With the exception of college and a few short visits to big cities on vacation, I have lived in a small town my entire life. It’s the cliché kind of place where people still marry who they dated in high school and you can’t go to Wal-Mart without running into someone you know. In the wake of national tragedies like in the bombing at the Boston Marathon, the divide between how Smalltown, USA, like my hometown, and large metropolises react to such events becomes evident.
Initially, we all have the same gut reaction: disbelief, horror, and sadness. There is a twinge of anger when we think about the mysterious forces that have taken lives and rocked our national sense of safety. Prayers are said for the victims, and the first responders and bystanders who answered the calls for help are praised as the heroes they are.

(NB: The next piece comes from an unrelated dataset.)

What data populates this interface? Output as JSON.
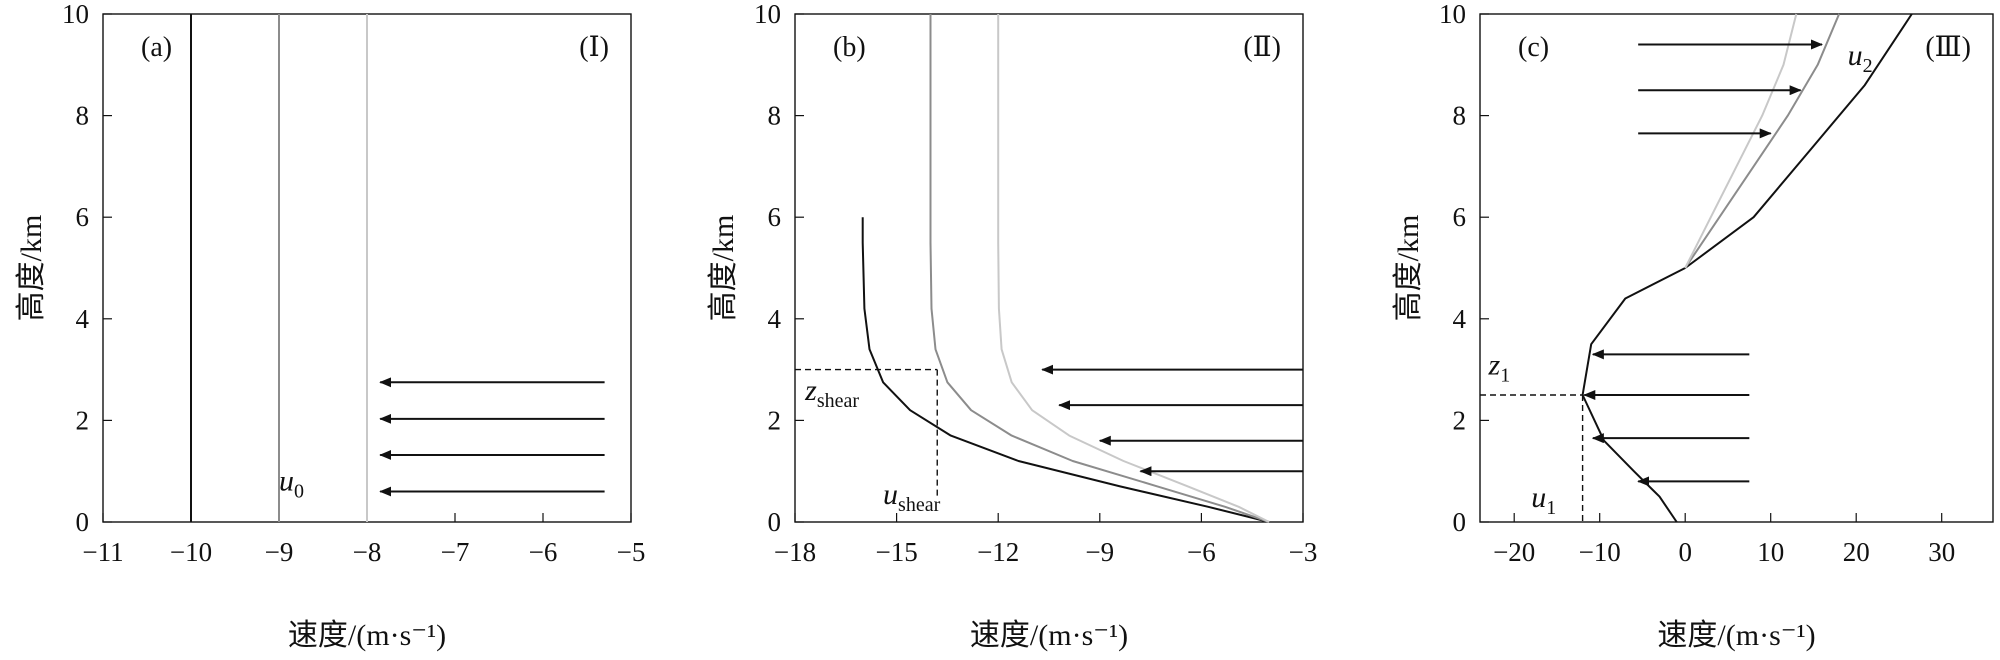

When you live in a small town, soon you realize there is a sense of detachment from the whole thing. We have to find a way to tie ourselves to the event to make it real. Local news outlets contact people from the home viewing area on vacation at the effected site. We call, text and email everyone we know that might have been in the area. I logged into Facebook to check whether any friends who run marathons had been in Boston. None were, but an acquaintance’s father had safely crossed the finish line shortly before the explosions. Even that tenuous connection made it more real for me.
Small towns react to big events in quiet ways. Schools will cautiously address the events with students. Come Sunday, churches will have prayers to commemorate the tragedy. Flags will fly at half-staff. We have no hospitals full of victims or citywide manhunts to aid so we mark these occasions in somber whispers.
But no matter how violent or heartbreaking an event is, it fades quickly in the minds of small town citizens. Please don’t mistake my meaning and think we pass over terror and death as unimportant. We don’t. It’s just that after the immediate shock wears off we let out the breath we had been holding because in the back of our minds we think, “That’s horrible, but I don’t live in a big city. I don’t have to worry. It can’t happen here.” When the people of Boston are cleaning reminders of the violence from the face of their city, and the citizens of New York and other big cities are revising security measures for large events, unless we know someone directly affected, we will have gone back to business as usual with only a faint residual sadness.
While being a small town in Middle America does insulate us from the physical violence, we should not allow that barrier to keep us from being vigilant. Violence can be targeted anywhere. It is not solely a concern of big city dwellers. So spread the word, fellow residents of Smalltown, USA. Use this as a way to open dialogues with your children. Donate blood. Take a first aid class so you can help if the need ever arises. Let this be a wake up call instead of just a story you tell others about where you were when the bombs went off.